There is something that we haven't seen in quite a while, and that is a long squeeze in the bond market. As I mentioned previously, I don't believe bonds are a good place to put your money any longer. We've reached the point where German Bund 10 yr. yields are struggling to go lower, having reached sub 1% there, and with QE almost down to a trickle, there is much less demand coming from the biggest buyer over the past 5 years.
The Treasury market is now on its own, without QE, you will have more of these spastic selloffs that extend for much longer than we're used to in a QE world.
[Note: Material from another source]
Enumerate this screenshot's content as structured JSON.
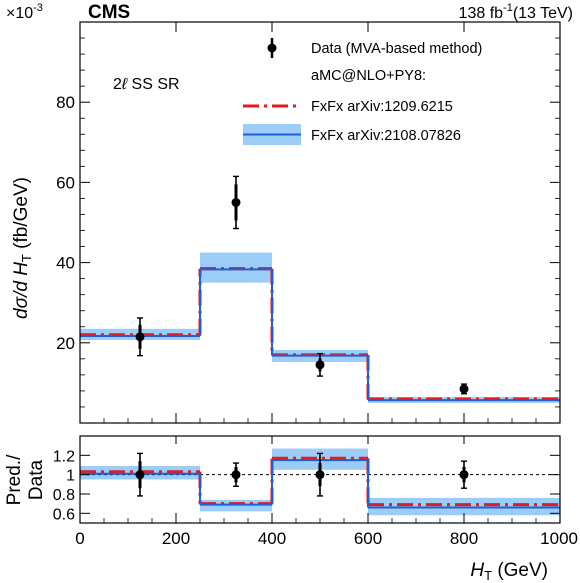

Plus the fear of being long bonds ahead of forecast Fed rate hikes next year is getting more real, as we get closer to launch off on hikes.
However, I am always very hesitant to be short bonds at anytime, with the drip drip nature of negative carry and my long term view that the US economy will weaken again like the rest of the world.
Stocks are going to feel some of the effects of the higher interest rates, but unless we get a huge bond selloff to 3% on the 10 year, I don't expect that to have much of an effect on stocks. Stocks are in their own world, with money flows coming from fixed income as TINA (there is no alternative) comes into play. Plus the bubble aspects of higher prices begetting higher prices are in full motion. The strongest market in the world, the S&P 500, will likely the be last man standing before a new down cycle begins.
Short term, there is a lot of angst about possible change in Fed language at the upcoming FOMC meeting. Don't bet on Yellen feeding the bond bears this time, because last month's job numbers probably have them frozen in their tracks for the time being. But it seems like there will be a change in language in October or December meeting. Still looking to BTFD a bit lower from here. Seems like we'll grind higher once all the dust settles after the FOMC meeting and after the Alibaba IPO.